After a misguided detour into atmospheric rock on 2015’s Wilder Mind underperformed critically and commercially, Mumford & Sons could have returned to the acoustic singalongs that made them famous and cranked out a catchier record. Delta indeed brings back the banjo and the big choruses, but when up-and-coming radio rock groups are more likely to experiment in Ableton than study folk music, another Sigh No More simply wouldn’t cut it.

Instead, the Mumfords’ new album takes every possible next move at once: their synth-pop record, their big-budget orchestral record, and their back-to-basics record. Working with producer Paul Epworth, who splits his time between smaller acts like Glass Animals and mega-successes like U2 and Adele, the band stretch themselves as far as possible, clinging to their folkish roots while also embracing their arena-headlining status. Mumford jokes may have been hacky in 2015, but their craving for artistic credibility stills leads them to awkward places.

The Mumfords don’t need constant overhaul to be successful, or even good, but they stretch themselves thin anyway. Opener “42,” Delta’s most overblown song, isn’t terrible live: In a lower key and without the extraneous instruments, there’s none of the strain of the studio version. On record, it plays more like a conventional movie theater converted to IMAX, cramming frantic drumming and piercing backing vocals into the same claustrophobic frame.

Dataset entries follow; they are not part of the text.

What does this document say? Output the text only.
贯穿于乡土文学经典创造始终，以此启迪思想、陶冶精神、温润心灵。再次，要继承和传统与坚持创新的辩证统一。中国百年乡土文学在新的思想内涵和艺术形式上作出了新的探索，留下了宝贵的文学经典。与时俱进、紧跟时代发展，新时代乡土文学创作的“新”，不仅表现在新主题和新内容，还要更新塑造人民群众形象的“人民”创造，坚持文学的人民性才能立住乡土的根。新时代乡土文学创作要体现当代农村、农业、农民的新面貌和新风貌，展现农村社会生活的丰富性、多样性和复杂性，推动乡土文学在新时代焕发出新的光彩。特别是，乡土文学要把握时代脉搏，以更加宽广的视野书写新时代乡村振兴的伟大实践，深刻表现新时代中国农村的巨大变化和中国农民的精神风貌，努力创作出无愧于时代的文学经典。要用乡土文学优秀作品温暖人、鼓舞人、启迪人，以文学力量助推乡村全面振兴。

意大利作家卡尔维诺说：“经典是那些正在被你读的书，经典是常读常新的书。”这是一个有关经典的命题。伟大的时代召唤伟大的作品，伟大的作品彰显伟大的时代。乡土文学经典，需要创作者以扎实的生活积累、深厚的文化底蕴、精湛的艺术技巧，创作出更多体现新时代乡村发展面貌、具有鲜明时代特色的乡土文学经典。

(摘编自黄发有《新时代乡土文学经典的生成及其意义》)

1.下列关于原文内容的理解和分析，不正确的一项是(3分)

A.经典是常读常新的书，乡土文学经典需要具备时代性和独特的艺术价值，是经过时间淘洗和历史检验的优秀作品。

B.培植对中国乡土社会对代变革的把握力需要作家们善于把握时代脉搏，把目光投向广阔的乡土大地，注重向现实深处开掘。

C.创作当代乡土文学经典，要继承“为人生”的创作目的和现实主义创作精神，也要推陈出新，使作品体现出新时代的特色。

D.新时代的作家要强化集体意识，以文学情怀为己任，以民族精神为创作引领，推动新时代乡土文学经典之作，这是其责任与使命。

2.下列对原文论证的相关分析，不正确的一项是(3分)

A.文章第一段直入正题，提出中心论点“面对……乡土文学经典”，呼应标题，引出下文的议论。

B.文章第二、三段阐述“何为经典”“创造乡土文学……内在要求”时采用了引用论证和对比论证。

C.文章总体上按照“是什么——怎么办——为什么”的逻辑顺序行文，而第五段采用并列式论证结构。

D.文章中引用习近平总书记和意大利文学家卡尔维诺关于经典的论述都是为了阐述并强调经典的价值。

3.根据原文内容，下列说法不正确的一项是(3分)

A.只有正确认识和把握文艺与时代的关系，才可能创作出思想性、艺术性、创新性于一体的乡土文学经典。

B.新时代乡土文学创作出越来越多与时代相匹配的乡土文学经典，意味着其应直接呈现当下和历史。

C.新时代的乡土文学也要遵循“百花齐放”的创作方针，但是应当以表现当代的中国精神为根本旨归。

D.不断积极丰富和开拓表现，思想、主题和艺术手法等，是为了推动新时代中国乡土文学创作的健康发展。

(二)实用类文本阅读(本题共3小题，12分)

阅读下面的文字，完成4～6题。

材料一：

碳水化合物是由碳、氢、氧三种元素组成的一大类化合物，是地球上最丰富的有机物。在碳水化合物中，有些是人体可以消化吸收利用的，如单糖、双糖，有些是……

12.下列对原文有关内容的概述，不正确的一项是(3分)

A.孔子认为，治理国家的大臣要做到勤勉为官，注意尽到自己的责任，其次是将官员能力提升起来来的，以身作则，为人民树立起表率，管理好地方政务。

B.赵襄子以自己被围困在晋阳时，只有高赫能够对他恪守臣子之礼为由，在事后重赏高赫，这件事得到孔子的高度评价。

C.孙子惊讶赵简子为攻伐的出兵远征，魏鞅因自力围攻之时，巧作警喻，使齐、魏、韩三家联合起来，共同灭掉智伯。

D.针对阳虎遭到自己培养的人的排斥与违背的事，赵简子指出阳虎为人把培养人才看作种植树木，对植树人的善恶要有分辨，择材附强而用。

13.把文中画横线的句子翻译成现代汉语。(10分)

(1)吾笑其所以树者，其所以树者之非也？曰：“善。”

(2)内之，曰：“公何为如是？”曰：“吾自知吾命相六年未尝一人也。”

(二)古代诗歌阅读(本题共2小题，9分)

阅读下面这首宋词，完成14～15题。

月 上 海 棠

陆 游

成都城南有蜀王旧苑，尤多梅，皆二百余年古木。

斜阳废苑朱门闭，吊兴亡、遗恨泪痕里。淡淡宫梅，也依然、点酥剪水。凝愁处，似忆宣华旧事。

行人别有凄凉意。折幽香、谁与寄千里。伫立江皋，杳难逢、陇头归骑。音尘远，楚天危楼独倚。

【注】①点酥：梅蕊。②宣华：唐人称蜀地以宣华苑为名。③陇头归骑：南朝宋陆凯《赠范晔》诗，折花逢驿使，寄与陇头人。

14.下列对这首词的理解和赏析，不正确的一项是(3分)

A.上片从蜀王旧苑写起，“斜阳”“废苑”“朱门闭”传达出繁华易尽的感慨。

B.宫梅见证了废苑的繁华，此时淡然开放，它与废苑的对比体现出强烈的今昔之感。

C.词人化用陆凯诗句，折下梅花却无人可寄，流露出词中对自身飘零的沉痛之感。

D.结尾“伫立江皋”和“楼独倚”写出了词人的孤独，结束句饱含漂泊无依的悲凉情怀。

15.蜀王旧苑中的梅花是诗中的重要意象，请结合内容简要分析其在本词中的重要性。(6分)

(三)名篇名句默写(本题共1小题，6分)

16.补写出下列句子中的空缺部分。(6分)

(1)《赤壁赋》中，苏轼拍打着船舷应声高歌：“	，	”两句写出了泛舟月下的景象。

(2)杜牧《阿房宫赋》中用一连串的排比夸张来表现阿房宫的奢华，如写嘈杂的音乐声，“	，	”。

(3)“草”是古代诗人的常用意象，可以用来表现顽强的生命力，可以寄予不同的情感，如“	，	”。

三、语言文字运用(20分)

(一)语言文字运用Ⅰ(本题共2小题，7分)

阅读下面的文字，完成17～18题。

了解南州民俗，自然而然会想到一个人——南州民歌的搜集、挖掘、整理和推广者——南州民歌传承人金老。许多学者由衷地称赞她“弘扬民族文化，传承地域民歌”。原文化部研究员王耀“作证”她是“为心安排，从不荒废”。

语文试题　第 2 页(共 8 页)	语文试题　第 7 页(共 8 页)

The nadir is easily “The Wild,” with an outro so over-the-top that even the most literal-minded nature documentary music supervisor wouldn’t take the bait. “Forever” attempts to recapture the group’s old sound, until faltering over a labored refrain of “Love with your eyes / Love with your mind / Love with your… / Dare I say forever.” What might’ve been effective Sheeran-style schmaltz is sabotaged in the final chorus by the addition of a vocoder and a string-led instrumental coda. It’s a self-serious pileup of grand gestures from a band that, in the past, at least tried to evince a sense of humor.

Not that this record would be engaging stripped to its essentials—the lyrics here could barely inspire discussion among those hardcore fans still left. For all their insistence on repetitive platitudes, the Mumfords’ struggles with faith in others and in God can be compelling on a song like Babel’s “Below My Feet.” Delta’s lyrics are so vague that they’re borderline nonsensical, and weirdly mean-spirited instead of spiritual. “If I Say” is probably about being cheated on, but the phrasing takes a forced turn into Yoda-ism: “Show me your eyes / Are they drier than mine? / Your soul survives / But peace you’ll never find.” Meanwhile, “Slip Away” is straight up arrogant, as Marcus Mumford swears he “knows you better than you” and “wouldn’t have it any other way.” On Sigh No More’s “Timshel,” Mumford admitted that “I can’t move the mountains for you,” and that humility is gone on Delta.

When the band do let their guard down, the effects are immediate. Closer “Delta” is the rare moment where they create something honestly affecting. It’s actually about something, specifically fatherhood and mortality: Sound clips of Marcus Mumford and Carey Mulligan’s kids float through, “Isn’t She Lovely” style, as he sings, “When it feels like nothing else matters / Will you put your arms around me?” Despite an awkward mid-song flirtation with distorted vocals, “Delta” offers a fleeting glimpse of what this band could be if they played to their strengths instead of to the rafters. The other songs without roaring crescendos aren’t too bad either: “Wild Heart” proves stripping back to Rick Rubin-level sparseness is a good fit. “Woman” and “Picture You” hint at a quieter, more compelling record. Even lead single “Guiding Light” doesn’t need lavish orchestrations or a huge finale to be a solid folk-pop song.

The remainder of Delta feels like a mid-2000s Hans Zimmer score with lyrics added after the fact. Though the record reportedly grapples with “death, divorce, drugs, and depression,” those themes rarely come across as intended. For all the layering and experimentation, the actual attempts at visceral impact are muted; even the trademark “fuck” that’s appeared on every album to date is absent. (The would-be Delta f-bomb deployed in a socially-minded live debut; considering how many different things they’re trying here, maybe it’s best we didn’t get the Political Album too.)

“Little Lion Man,” the breakthrough single released just under a decade ago, still stands as an anomaly in the Mumford discography. Sure, the song has “hars,” “hearts,” and banjos, but it’s not aiming any higher than necessary. Compared to the bloat of the new album, it feels downright nuanced. On Delta, the scope of Mumford & Sons’ ambition is far wider than their abilities as songwriters. The result is an hour-long slog with only a few brief realizations of their old potential before the next crescendo hits.